Masking invalid data

It is often useful to ignore specific pieces of data. For example, it is wise to exclude the atmosphere when we compute the maximum temperature GRMHD simulations. For this, kuibit inherits from NumPy the concept of masks: masked data carries along the information of where the data is valid and where it is not. In kuibit, classes derived from BaseNumerical (mainly, TimeSeries, FrequencySeries, UniformGridData, HierarchicalGridData) support masks, meaning that operations like max() will not include the data marked as invalid. In this page we describe how to work with masks (series_ref:Reference on kuibit.masks).

Creating masked objects

Since the interface for is the same for all the classes defined in kuibit, we will consider a TimeSeries as an example.

To create a masked object, you first need to start from the clean version. Suppose ts is a TimeSeries, there are multiple ways to return a new object ts_masked:

# Data is invalid when it is equal to 1
ts1 = ts.masked_equal(1)

# Data is invalid when it is larger than 2
ts2 = ts.masked_greater(2)

# Data is invalid when it is larger or equal than 3
ts3 = ts.masked_greater_equal(3)

# Data is invalid when it is between 4 and 5
ts4 = ts.masked_inside(4, 5)

# Data is invalid when it is NaN or inf
ts5 = ts.masked_invalid()

# Data is invalid when it is larger than 6
ts6 = ts.masked_less(6)

# Data is invalid when it is larger or equal than 7
ts7 = ts.masked_less_equal(7)

# Data is invalid when it is not 8
ts8 = ts.masked_not_equal(8)

# Data is invalid when it is outside the range (8,9)
ts9 = ts.masked_outside(8, 9)

All these methods return new objects. Alternatively, it is possible to edit the object in place using methods with the imperative form (e.g., mask_equal instead of masked_equal).
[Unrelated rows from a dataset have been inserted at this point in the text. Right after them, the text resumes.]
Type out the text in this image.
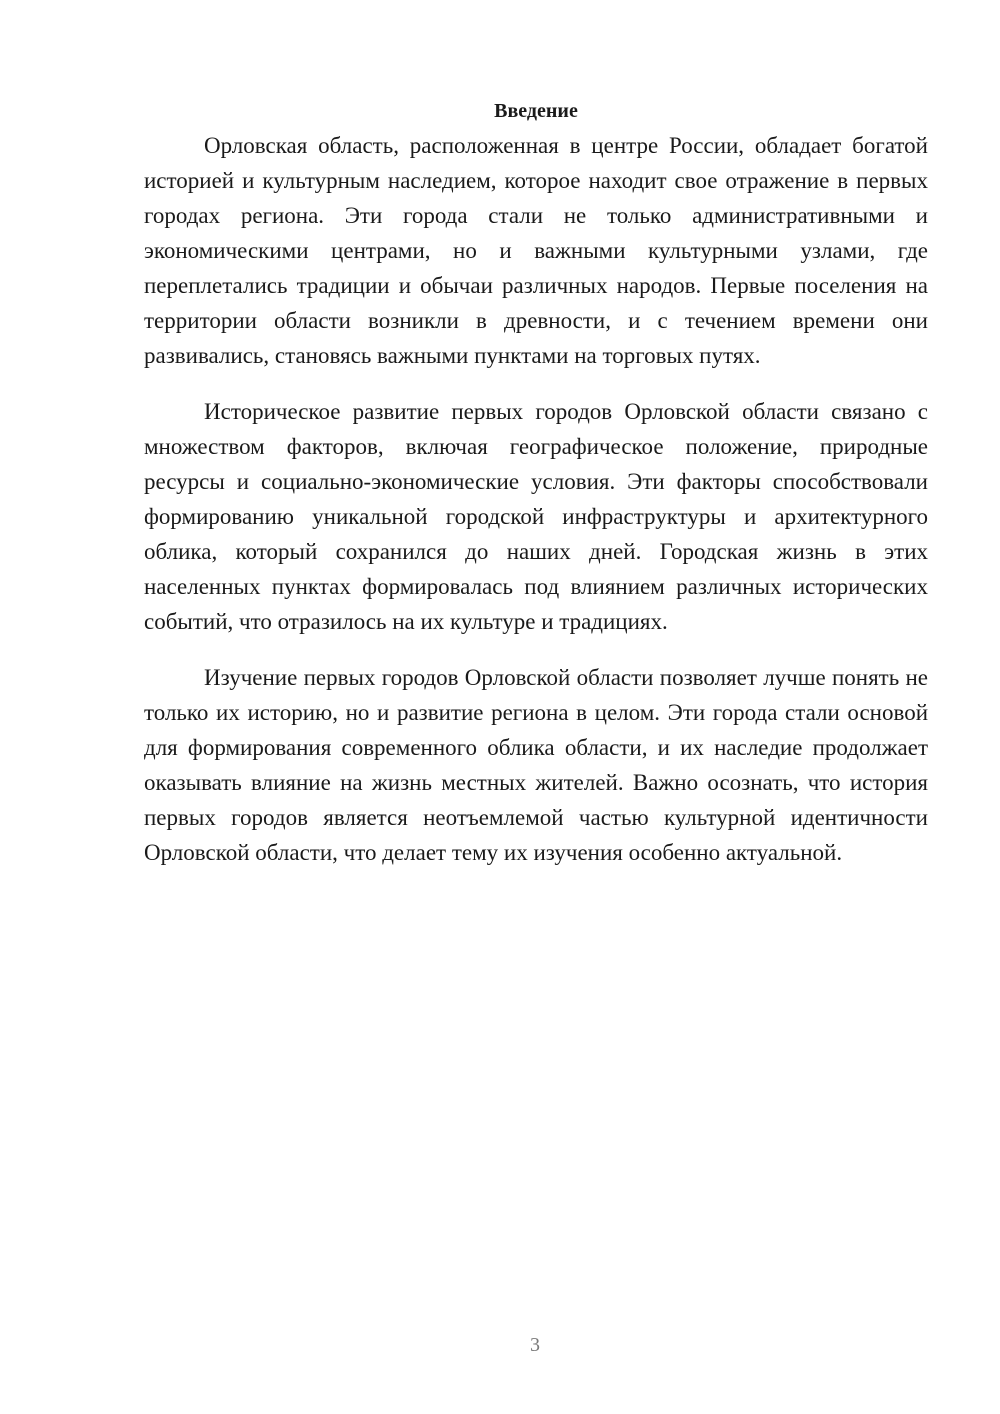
Введение

Орловская область, расположенная в центре России, обладает богатой историей и культурным наследием, которое находит свое отражение в первых городах региона. Эти города стали не только административными и экономическими центрами, но и важными культурными узлами, где переплетались традиции и обычаи различных народов. Первые поселения на территории области возникли в древности, и с течением времени они развивались, становясь важными пунктами на торговых путях.

Историческое развитие первых городов Орловской области связано с множеством факторов, включая географическое положение, природные ресурсы и социально-экономические условия. Эти факторы способствовали формированию уникальной городской инфраструктуры и архитектурного облика, который сохранился до наших дней. Городская жизнь в этих населенных пунктах формировалась под влиянием различных исторических событий, что отразилось на их культуре и традициях.

Изучение первых городов Орловской области позволяет лучше понять не только их историю, но и развитие региона в целом. Эти города стали основой для формирования современного облика области, и их наследие продолжает оказывать влияние на жизнь местных жителей. Важно осознать, что история первых городов является неотъемлемой частью культурной идентичности Орловской области, что делает тему их изучения особенно актуальной.

3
The second way to create masked objects is by using the functions in masks, which contains methods for mathematical functions that are defined on a domain. For instance, if you want to compute the natural logarithm of some data, you can use the function masks.log(), which automatically applies a mask where the operation is not defined.

import kuibit.masks as ma

log_ts = ma.log(ts)

log_ts.is_masked()  # => True

The method is_masked() checks whether the object is masked or not. When objects are masked, some methods become unavailable. For example, it is not possible to compute splines or perform interpolations. For TimeSeries and FrequencySeries, you can go around this limitation by removing the invalid points with the methods mask_remove() or mask_removed(). This is not possible with grid data because we assume that the data is defined on regular grids.

Suppose you want to mask the atmosphere. You have your density variable rho and you want to remove everything that is below 1e-8, and you want to plot the pressure press. For that you would first construct a masked grid data with rho, and then apply the mask to press:

masked_rho = rho.masked_less(1e-8)
masked_press = press.mask_applied(masked_rho.mask)

If you want to plot this with visualize_matplotlib, you need to pay attention that resampling erases mask information. Therefore, if you want to plot the mask, you have to pass directly the UniformGridData you want to plot (and not HierarchicalGridData).

Warning

We only mask the data, not the independent variable (e.g., the time in TimeSeries). If your computations required this variable to be masked too, you should extract the mask array with the mask() method and manually apply the mask.

Warning

Some methods will not work with masked data (e.g. splines and interpolation). Therefore, resampling operations will not carry over the masks. You have to apply the masks again. One instance in which this is important is plotting with visualize_matplotlib. Also, the save() method will discard the mask information.